Does leaving the Eurozone mean leaving the Euro?
We make use of a partial equilibrium simulation calibrated to real data similar to Floden and Wilander (2006), Gopinath and Itskhoki (2010) and Witte (2009). We simulate 5,000 representative firms by randomly assigning random variables associated with the firm’s characteristics, the industry’s characteristics and macroeconomic characteristics such as exchange rate volatility.
Our results suggest that the optimal level of price discrimination plays a dominant role in the observed currency denomination of trade. When there is greater price discrimination, a representative firm is much more likely to use local currency pricing (LCP). However, if the representative firm wishes to set the same in price in all markets then the U.S. Dollar is the overwhelming choice. Results suggest that the representative firms will prefer to set only one price in all markets when the exiting country’s newly created currency has low exchange rate volatility with the U.S. Dollar but high exchange rate volatility with the Euro.
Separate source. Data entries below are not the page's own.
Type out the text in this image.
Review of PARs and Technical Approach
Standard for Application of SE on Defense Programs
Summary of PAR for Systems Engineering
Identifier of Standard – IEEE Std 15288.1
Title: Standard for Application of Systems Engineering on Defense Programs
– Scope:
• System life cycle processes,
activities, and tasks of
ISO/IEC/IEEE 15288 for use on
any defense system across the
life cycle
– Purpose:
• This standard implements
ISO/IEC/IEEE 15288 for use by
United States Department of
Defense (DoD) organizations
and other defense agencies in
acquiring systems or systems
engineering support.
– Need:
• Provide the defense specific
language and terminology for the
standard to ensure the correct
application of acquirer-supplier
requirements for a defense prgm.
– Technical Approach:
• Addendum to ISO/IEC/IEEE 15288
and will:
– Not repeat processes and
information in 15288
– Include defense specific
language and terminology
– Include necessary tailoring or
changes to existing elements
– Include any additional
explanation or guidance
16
Another important factor for the currency denomination in all markets is the variance of the relevant exchange rates. In the exiting country the Euro is more likely to be used when the exchange rate variance between the Euro and exiting country’s currency is low and exchange rate variance between the U.S. Dollar and the exiting country’s currency is high. Likewise, in the remaining Eurozone, there’s more Euro currency invoicing when there is low exchange rate variance between the Euro and the exiting country’s currency. Lastly, in the non-Euro country there’s more LCP when the exchange rate variance between the exiting country’s currency and the non-Euro country’s currency is low.